As someone who writes about the field of big data I receive at least a few press releases per week from universities touting their latest grant award, publication or website release related to big data or deep learning. I also make it a habit of regularly scanning the awards databases of major funders like NSF to keep tabs on interesting new research and general trends in funding in areas like big data, deep learning and the like.
One trend that has struck me is the growing divide between the work coming out of academia and the advances pouring forth from the commercial and open data sectors each day, the overwhelming majority of which is published outside academic venues, from blogs to social media. The individuals performing that research are rarely affiliated with any academic institution and most have never published in an academic venue.
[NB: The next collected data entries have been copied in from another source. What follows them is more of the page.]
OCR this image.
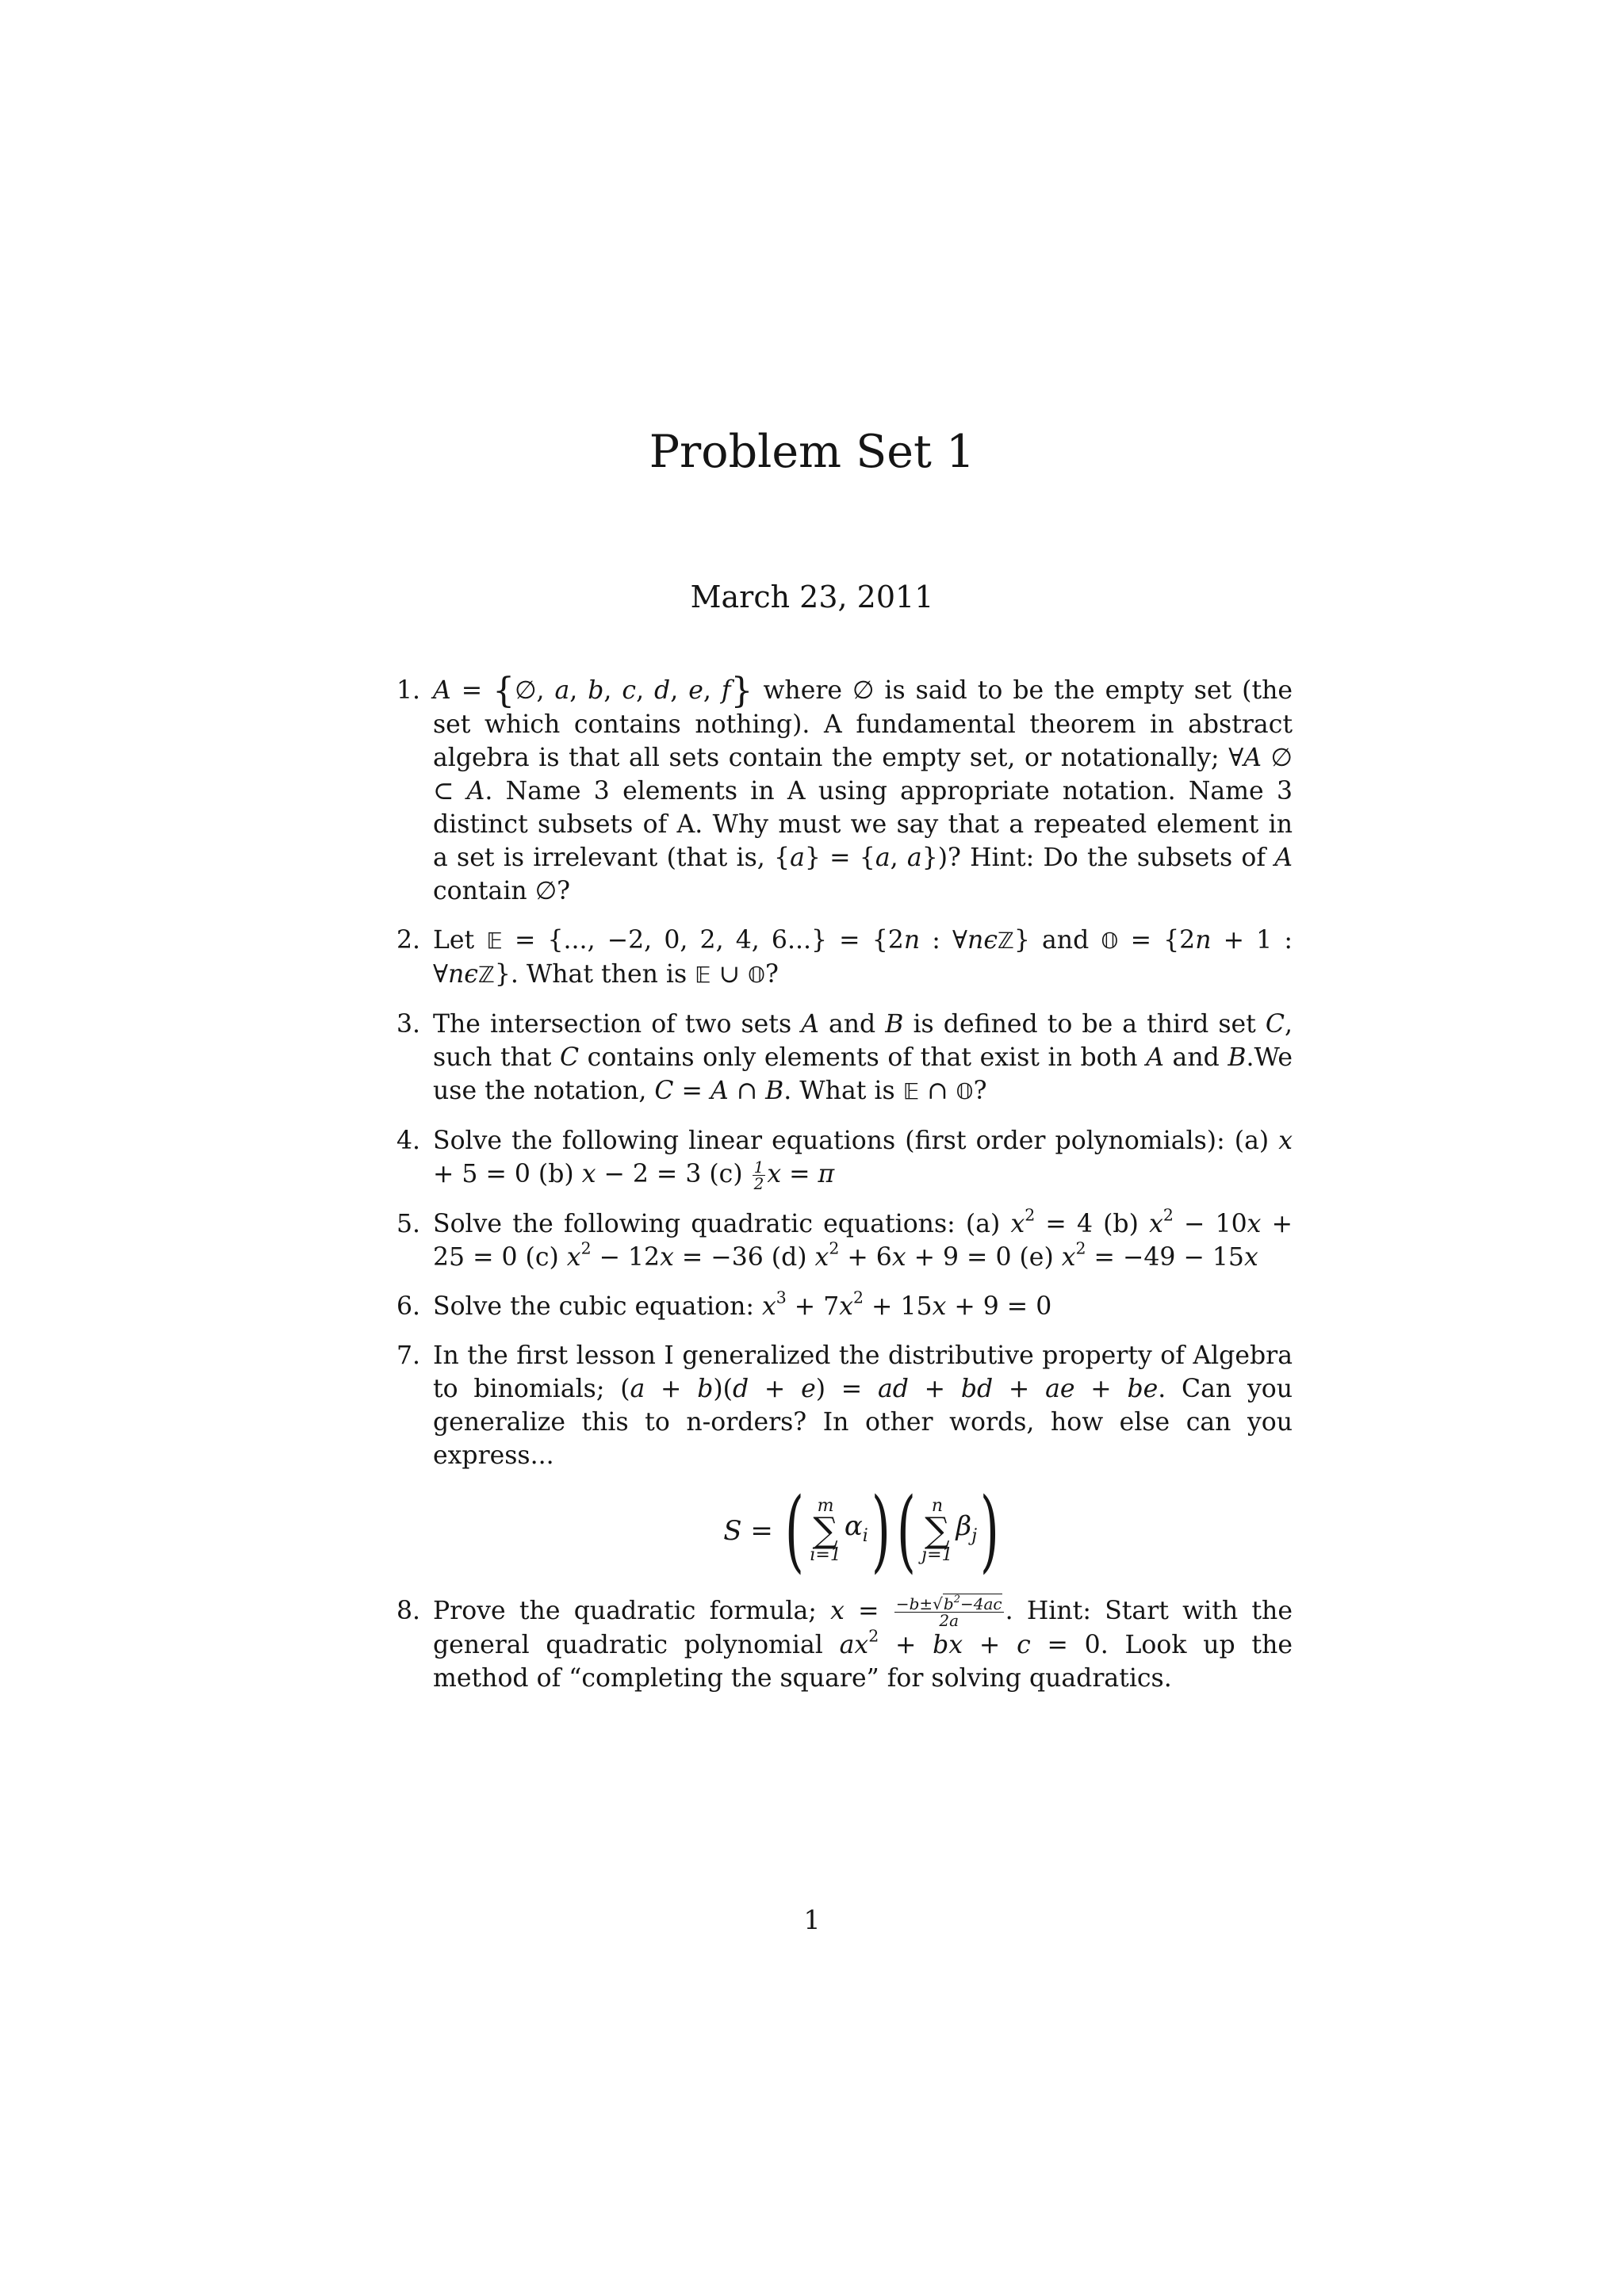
Problem Set 1
March 23, 2011
1. A = {∅, a, b, c, d, e, f} where ∅ is said to be the empty set (the set which contains nothing). A fundamental theorem in abstract algebra is that all sets contain the empty set, or notationally; ∀A ∅ ⊂ A. Name 3 elements in A using appropriate notation. Name 3 distinct subsets of A. Why must we say that a repeated element in a set is irrelevant (that is, {a} = {a, a})? Hint: Do the subsets of A contain ∅?
2. Let 𝔼 = {..., −2, 0, 2, 4, 6...} = {2n : ∀nϵℤ} and 𝕆 = {2n + 1 : ∀nϵℤ}. What then is 𝔼 ∪ 𝕆?
3. The intersection of two sets A and B is defined to be a third set C, such that C contains only elements of that exist in both A and B.We use the notation, C = A ∩ B. What is 𝔼 ∩ 𝕆?
4. Solve the following linear equations (first order polynomials): (a) x + 5 = 0 (b) x − 2 = 3 $(c) \frac{1}{2}$ x = π
5. Solve the following quadratic equations: (a) $x^2 = 4$ (b) $x^2 - 10x + 25 = 0$ (c) $x^2 - 12x = -36$ (d) $x^2 + 6x + 9 = 0$ (e) $x^2 = -49 - 15x$
6. Solve the cubic equation: $x^3 + 7x^2 + 15x + 9 = 0$
7. In the first lesson I generalized the distributive property of Algebra to binomials; (a + b)(d + e) = ad + bd + ae + be. Can you generalize this to n-orders? In other words, how else can you express...
S = ( m
∑
i=1
$\alpha_i$ ) ( n
∑
j=1
$\beta_j$ )
8. Prove the quadratic formula; $x = \frac{-b\pm√b^2-4ac}{2a}$ . Hint: Start with the general quadratic polynomial $ax^2$ + bx + c = 0. Look up the method of “completing the square” for solving quadratics.
1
When I see that an academic research group received a million dollars from a funding agency to search a few million tweets or several million dollars to toss a few hundred gigabytes into ElasticSearch or a few hundred thousand dollars to run a few dozen documents through an off-the-shelf commercial software package that will take about 15 seconds of computational time, I have to stop to ask just how these projects are slipping through a peer review process that, in theory, should have stopped them at the first stage of the review pipeline.
Computational grants display a similarly strange disconnect. When I see a computational grant for hundreds of thousands of hours of computing time on a top supercomputer to run a specific dataset through a specific piece of software and claiming that machine is the only one in the world capable of running the analysis, but where I had actually run that exact dataset through that exact piece of software on my 5-year-old MacBook Air a year before, I have to start wondering how there is such a disconnect between what funding agencies are approving and the actual state of the world outside academia.